Politik | Florian Klenk | aus FALTER 48/99 vom 01.12.1999

Loco regientisAnfang Oktober war Wien ein wenig genervt. Probealarm. Überall heulten die Sirenen. Nur nicht in der Nibelungengasse. Ein besorgter Bürger verfasst deshalb ein Schreiben an das Amt für Hilfs- und Sofortmaßnahmen: "Die Anrainer der Nibelungengasse haben die beim Probealarm emittierten Signale nicht vernommen. Ein Blick auf den vom Amt für Hilfs- und Sofortmaßnahmen publizierten Sirenenplan veranschaulicht diese Lücke deutlich." Das Amt reagierte prompt. Unter der Aktenzahl MDH-Z-184/99 schreibt ein Sachbearbeiter: "Die akustische Erreichbarkeit ist in weiten Teilen Wiens vorhanden.
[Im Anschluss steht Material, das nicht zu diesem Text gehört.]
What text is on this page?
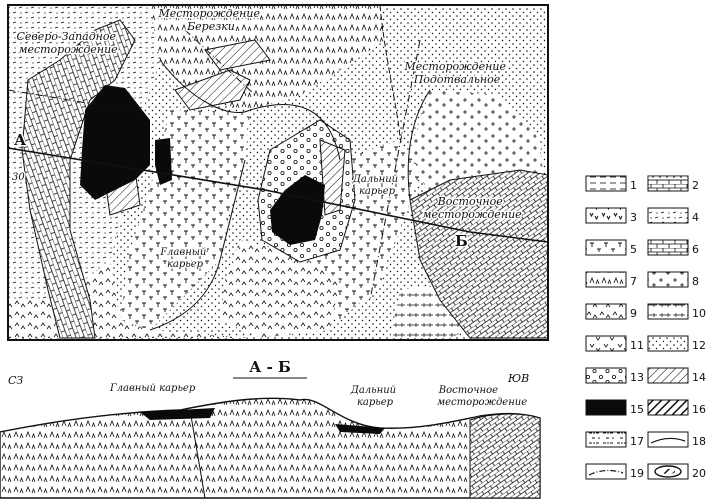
Месторождение Березки
Северо-Западное месторождение
Месторождение Подотвальное
Восточное месторождение
Главный карьер
Дальний карьер
А
Б
30
А - Б
СЗ	ЮВ
Главный карьер	Дальний карьер
Восточное месторождение
1	2
3	4
5	6
7	8
9	10
11	12
13	14
15	16
17	18
19	20
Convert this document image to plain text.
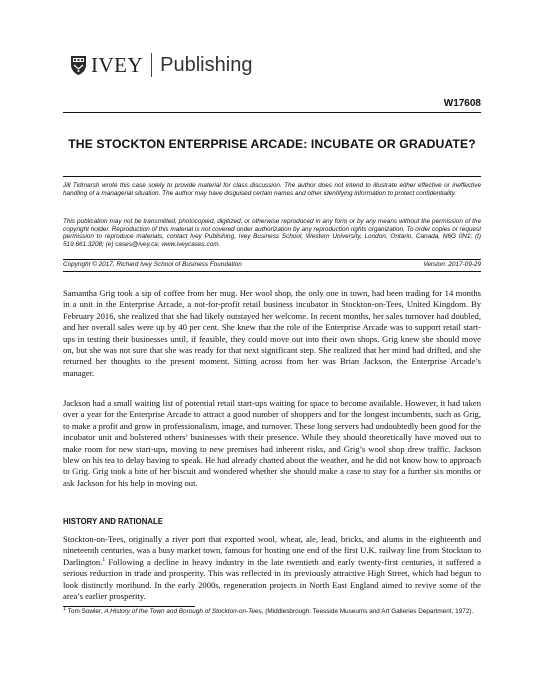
IVEY Publishing
W17608
THE STOCKTON ENTERPRISE ARCADE: INCUBATE OR GRADUATE?
Jill Tidmarsh wrote this case solely to provide material for class discussion. The author does not intend to illustrate either effective or ineffective handling of a managerial situation. The author may have disguised certain names and other identifying information to protect confidentiality.
This publication may not be transmitted, photocopied, digitized, or otherwise reproduced in any form or by any means without the permission of the copyright holder. Reproduction of this material is not covered under authorization by any reproduction rights organization. To order copies or request permission to reproduce materials, contact Ivey Publishing, Ivey Business School, Western University, London, Ontario, Canada, N6G 0N1; (t) 519.661.3208; (e) cases@ivey.ca; www.iveycases.com.
Copyright © 2017, Richard Ivey School of Business Foundation	Version: 2017-09-29
Samantha Grig took a sip of coffee from her mug. Her wool shop, the only one in town, had been trading for 14 months in a unit in the Enterprise Arcade, a not-for-profit retail business incubator in Stockton-on-Tees, United Kingdom. By February 2016, she realized that she had likely outstayed her welcome. In recent months, her sales turnover had doubled, and her overall sales were up by 40 per cent. She knew that the role of the Enterprise Arcade was to support retail start-ups in testing their businesses until, if feasible, they could move out into their own shops. Grig knew she should move on, but she was not sure that she was ready for that next significant step. She realized that her mind had drifted, and she returned her thoughts to the present moment. Sitting across from her was Brian Jackson, the Enterprise Arcade’s manager.
Jackson had a small waiting list of potential retail start-ups waiting for space to become available. However, it had taken over a year for the Enterprise Arcade to attract a good number of shoppers and for the longest incumbents, such as Grig, to make a profit and grow in professionalism, image, and turnover. These long servers had undoubtedly been good for the incubator unit and bolstered others’ businesses with their presence. While they should theoretically have moved out to make room for new start-ups, moving to new premises had inherent risks, and Grig’s wool shop drew traffic. Jackson blew on his tea to delay having to speak. He had already chatted about the weather, and he did not know how to approach to Grig. Grig took a bite of her biscuit and wondered whether she should make a case to stay for a further six months or ask Jackson for his help in moving out.
HISTORY AND RATIONALE
Stockton-on-Tees, originally a river port that exported wool, wheat, ale, lead, bricks, and alums in the eighteenth and nineteenth centuries, was a busy market town, famous for hosting one end of the first U.K. railway line from Stockton to Darlington.$^1$ Following a decline in heavy industry in the late twentieth and early twenty-first centuries, it suffered a serious reduction in trade and prosperity. This was reflected in its previously attractive High Street, which had begun to look distinctly moribund. In the early 2000s, regeneration projects in North East England aimed to revive some of the area’s earlier prosperity.
1 Tom Sowler, A History of the Town and Borough of Stockton-on-Tees, (Middlesbrough: Teesside Museums and Art Galleries Department, 1972).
Es ist der ausführenden technischen Dienststelle bereits bekannt, dass im nordwestlichen Teil des Bezirkes die Zivilschutzsignale schlecht hörbar sind." Deshalb, so der Beamte, werde auf einem Objekt in der Löwelstraße im kommenden Jahr eine zusätzliche "pneumatische Zivilschutzsirene realisiert". - Der Bürger freute sich und schrieb: "Ja, ich bin richtiggehend enthusiasmiert, dass sie in der Löwelstraße eine pneumatische Zivilschutzsirene installieren wollen, und ersuche Sie, das Projekt in das Budget 1999 vorzuziehen." "Nach dem 3. Oktober", so der Bürger, müsse "jedes Mittel recht und bieder sein, um in loco regientis den ausländischen Schallzeichen eine Aufenthaltsberechtigung zu erteilen, preferibilimente im Dauerbetrieb." Doch ein Anliegen hätte der Bürger noch: "Nehmen Sie bitte die Straßenkarte zur Hand, und die Nibelungenstraße wird sich Ihnen nicht im nordwestlichen, sondern südwestlichen Teil Wiens darbieten." Aber "vielleicht verfügen politisch inspirierte Sirenen über größere Strahlkraft". In der Löwelstraße sitzt die SPÖ.